Fig. 1: SI concept and SI metric calculation in CMC-HBCC.
From: Bipolar patients display stoichiometric imbalance of gene expression in post-mortem brain samples

a Illustration of the SI concept in the simplified scenario of only two genes. Gene X and Y have correlated expression and the solid line depicts the linear regression fit to the HC samples. “res” = residuals from the regression line. Here, the residual is a measure of the extent to which a gene Y’s expression is in stoichiometric imbalance with gene X (with a residual of 0 indicating perfect stoichiometric balance). b HC and BD samples have a similar range of absolute expression levels for gene X. For gene Y, BD levels are higher than HC, but perhaps not significantly so. However, the residuals (of gene Y modelled as a function of X) are clearly higher in BD samples with no overlap in the boxes. c Illustration of the resampling strategy, exemplified with the CMC-HBCC dataset.

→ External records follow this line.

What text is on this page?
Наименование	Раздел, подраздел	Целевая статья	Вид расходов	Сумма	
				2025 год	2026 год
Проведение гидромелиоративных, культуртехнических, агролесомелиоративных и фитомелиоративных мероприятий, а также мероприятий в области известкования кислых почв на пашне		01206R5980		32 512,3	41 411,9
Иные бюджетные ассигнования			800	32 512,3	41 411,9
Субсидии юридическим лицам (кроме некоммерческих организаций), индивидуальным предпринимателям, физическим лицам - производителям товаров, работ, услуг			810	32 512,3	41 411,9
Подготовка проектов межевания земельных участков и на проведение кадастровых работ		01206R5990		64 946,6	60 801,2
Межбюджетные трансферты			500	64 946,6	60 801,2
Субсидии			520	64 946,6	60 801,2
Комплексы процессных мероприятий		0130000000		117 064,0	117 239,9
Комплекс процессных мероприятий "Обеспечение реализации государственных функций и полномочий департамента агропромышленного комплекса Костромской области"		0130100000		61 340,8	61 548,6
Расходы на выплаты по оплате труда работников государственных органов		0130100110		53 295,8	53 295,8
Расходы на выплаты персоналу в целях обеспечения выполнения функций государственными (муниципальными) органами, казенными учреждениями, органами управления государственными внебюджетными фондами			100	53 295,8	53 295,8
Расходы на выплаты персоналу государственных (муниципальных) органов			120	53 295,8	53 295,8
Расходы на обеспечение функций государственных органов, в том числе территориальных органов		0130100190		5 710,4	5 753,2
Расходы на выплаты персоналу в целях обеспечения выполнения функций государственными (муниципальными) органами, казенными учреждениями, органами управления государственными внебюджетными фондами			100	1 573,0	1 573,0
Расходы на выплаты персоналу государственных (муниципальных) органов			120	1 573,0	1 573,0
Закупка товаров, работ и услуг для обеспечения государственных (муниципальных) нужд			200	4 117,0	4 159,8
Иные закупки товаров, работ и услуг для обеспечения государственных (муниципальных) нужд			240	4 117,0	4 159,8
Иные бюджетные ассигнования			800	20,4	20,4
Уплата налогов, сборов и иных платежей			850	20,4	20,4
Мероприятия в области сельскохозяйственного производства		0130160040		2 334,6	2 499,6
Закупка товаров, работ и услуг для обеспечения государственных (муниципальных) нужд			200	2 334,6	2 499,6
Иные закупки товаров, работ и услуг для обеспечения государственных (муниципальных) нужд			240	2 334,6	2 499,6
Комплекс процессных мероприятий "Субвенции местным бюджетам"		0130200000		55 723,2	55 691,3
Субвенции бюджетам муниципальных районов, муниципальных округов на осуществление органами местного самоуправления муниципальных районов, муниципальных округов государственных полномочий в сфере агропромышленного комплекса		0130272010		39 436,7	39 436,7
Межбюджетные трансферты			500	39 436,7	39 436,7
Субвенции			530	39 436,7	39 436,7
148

The gene expression model cannot be fitted and tested on the same HC samples, as this would introduce a bias for lower residuals in the HC samples relative to BD. Instead, the HC samples are split into a set used for fitting the models and a test set for which residuals will be calculated. This ensures that when applying a gene model to compute a sample’s residual, the sample was not used in fitting the model. In order to avoid the final result being determined by one random sampling and in order to obtain residuals for all HC samples, we iteratively perform random sampling, fitting, and residual calculation. Residuals are then averaged across iterations and standardised, before being aggregated in the SI score.